Religious Freedom Revisited
As recently as 2009, the Court affirmed the principles in Trinity Western and Amselem in its decision in Alberta v Hutterian Brethren.
However, in that case Chief Justice McLachlin and the majority took a new departure in regard to freedom of religion.
While recognizing the individual would be deprived by the law because of their religious beliefs, the Court concluded that the community could bear the additional costs imposed. In effect, the duty to accommodate was shifted from the state to the religious believer and community. This opens the door to put pressure on individuals and communities to change their non-harmful religious beliefs and practices based on a burden imposed by the state through law or regulation.
The decision in Chamberlain resurrected the preamble to the Charter after many had buried the Charter’s reference to the supremacy of God. The Court defined the concept of a secular society as one that embraces the religious people in its midst in all aspects of life. The Court concluded that “everyone has ‘belief’ or ‘faith’ in something, be it atheistic, agnostic or religious
Some object to any influence being given these words written in dissent by Justice Gonthier in dissent. However, the Chief Justice, in her decision on behalf of the majority, noted agreement with him on this and other points.
In the end, the Court sent the decision back to the school board; with strong language encouraging the school board’s final decision to hear the religious objections of the majority, but be inclusive of the position of the minority.
In 2013’s Whatcott decision the Court: offered constitutional protection to sacred texts, such as the Bible; affirmed that religious principles are welcome in the public square and set aside the allegation that speech that hurt someone’s feelings was to be considered as hate speech.
But the court noted the importance of the context in which the Scriptures are used and in which religious principles are expressed as important determinants of the appropriateness of what is being expressed; stating that if the communication could be reasonable perceived as targeting an identifiable group it might be considered hate speech.
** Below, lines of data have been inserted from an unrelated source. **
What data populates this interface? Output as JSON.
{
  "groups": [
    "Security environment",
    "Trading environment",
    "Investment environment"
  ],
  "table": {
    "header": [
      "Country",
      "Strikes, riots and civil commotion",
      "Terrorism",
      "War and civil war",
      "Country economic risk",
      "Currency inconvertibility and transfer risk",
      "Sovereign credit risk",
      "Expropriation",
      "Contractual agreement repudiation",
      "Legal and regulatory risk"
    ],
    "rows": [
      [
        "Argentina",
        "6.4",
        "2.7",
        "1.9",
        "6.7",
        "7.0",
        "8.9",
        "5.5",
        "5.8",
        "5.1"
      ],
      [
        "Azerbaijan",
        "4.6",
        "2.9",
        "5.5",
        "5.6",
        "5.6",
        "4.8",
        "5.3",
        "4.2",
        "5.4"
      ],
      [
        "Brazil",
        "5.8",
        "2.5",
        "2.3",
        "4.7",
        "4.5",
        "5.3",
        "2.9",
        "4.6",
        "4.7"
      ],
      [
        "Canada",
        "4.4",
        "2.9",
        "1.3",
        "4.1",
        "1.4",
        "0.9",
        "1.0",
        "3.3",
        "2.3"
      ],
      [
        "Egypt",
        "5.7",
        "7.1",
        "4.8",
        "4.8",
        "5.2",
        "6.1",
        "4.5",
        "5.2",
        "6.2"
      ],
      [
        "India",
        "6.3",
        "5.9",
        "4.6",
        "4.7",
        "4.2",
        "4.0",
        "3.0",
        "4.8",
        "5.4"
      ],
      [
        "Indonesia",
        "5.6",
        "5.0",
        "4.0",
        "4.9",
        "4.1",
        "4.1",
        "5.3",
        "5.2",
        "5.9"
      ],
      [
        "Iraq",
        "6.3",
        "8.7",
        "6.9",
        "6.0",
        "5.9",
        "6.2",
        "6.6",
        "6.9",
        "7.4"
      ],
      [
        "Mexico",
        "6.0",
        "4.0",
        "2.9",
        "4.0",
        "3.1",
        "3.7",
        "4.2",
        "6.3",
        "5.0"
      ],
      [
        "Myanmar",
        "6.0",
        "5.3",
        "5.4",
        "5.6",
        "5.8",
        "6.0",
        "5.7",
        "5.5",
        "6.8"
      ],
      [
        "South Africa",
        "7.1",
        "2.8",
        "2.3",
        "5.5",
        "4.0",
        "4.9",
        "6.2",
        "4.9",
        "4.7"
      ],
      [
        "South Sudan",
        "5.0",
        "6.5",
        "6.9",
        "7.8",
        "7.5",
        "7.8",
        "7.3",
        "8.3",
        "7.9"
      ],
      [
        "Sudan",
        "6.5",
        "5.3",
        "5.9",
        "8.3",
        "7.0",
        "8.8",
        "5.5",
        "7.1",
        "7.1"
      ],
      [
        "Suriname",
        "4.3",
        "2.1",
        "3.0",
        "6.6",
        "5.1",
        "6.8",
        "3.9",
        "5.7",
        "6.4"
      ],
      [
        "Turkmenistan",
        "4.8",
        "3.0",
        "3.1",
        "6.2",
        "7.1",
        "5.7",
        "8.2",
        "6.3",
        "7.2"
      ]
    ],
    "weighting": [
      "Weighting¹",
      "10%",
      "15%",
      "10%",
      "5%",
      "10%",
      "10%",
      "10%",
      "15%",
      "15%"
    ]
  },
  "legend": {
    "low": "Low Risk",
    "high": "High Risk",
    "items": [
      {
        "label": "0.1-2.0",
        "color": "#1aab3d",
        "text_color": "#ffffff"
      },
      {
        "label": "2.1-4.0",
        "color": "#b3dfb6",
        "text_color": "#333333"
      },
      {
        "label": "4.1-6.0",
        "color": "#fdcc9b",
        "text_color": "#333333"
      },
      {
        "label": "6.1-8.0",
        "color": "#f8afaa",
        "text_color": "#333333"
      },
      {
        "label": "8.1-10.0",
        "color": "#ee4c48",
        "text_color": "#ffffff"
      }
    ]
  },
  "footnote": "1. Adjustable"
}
The Court offered a strange “no decision” ruling in the S.L. case in 2012. It affirmed the state’s role in setting educational requirements, as well as the right of parents to raise their children in their own faith beliefs. However, the Court essentially disqualified the case because the parents had not demonstrated that the proposed education program to which they objected had actually caused any harm to their children. This was a departure from long endorsed concepts of prevention of harm or potential for injury.
The court did acknowledge that the state is not capable of being fully neutral; and declare that the state should neither favour nor hinder any particular religious belief. The bench also remarked that this non-decision did not favour the government’s position.
And, essentially the issues were presented before the Court again in March of this year in the Loyola case.
This is just a sampling of one branch of the Canadian legal system’s treatment of “freedom of religion.” We haven’t touched on: the treatment of public school teachers who advocated religious principles on public policy matters; marriage commissioners removed from their positions because of their religious beliefs about marriage; municipalities’ efforts to zone out religious presence; or human rights tribunal decisions that have required faith communities to change practices connected with their sincerely held religious beliefs, or finding a song called “Kill All The Christians” not to be hateful.
If there is indeed no hierarchy of rights, then freedom of religion is in second place when it should be tied for first with all other rights recognized under the Charter. Human rights in Canada have been mistakenly applied to protect perceived minorities rather than support all Canadians.
Is the Canadian legal system a friend or foe of religious freedom? I’d say it’s more like Dr. Jekyll and Mr. Hyde!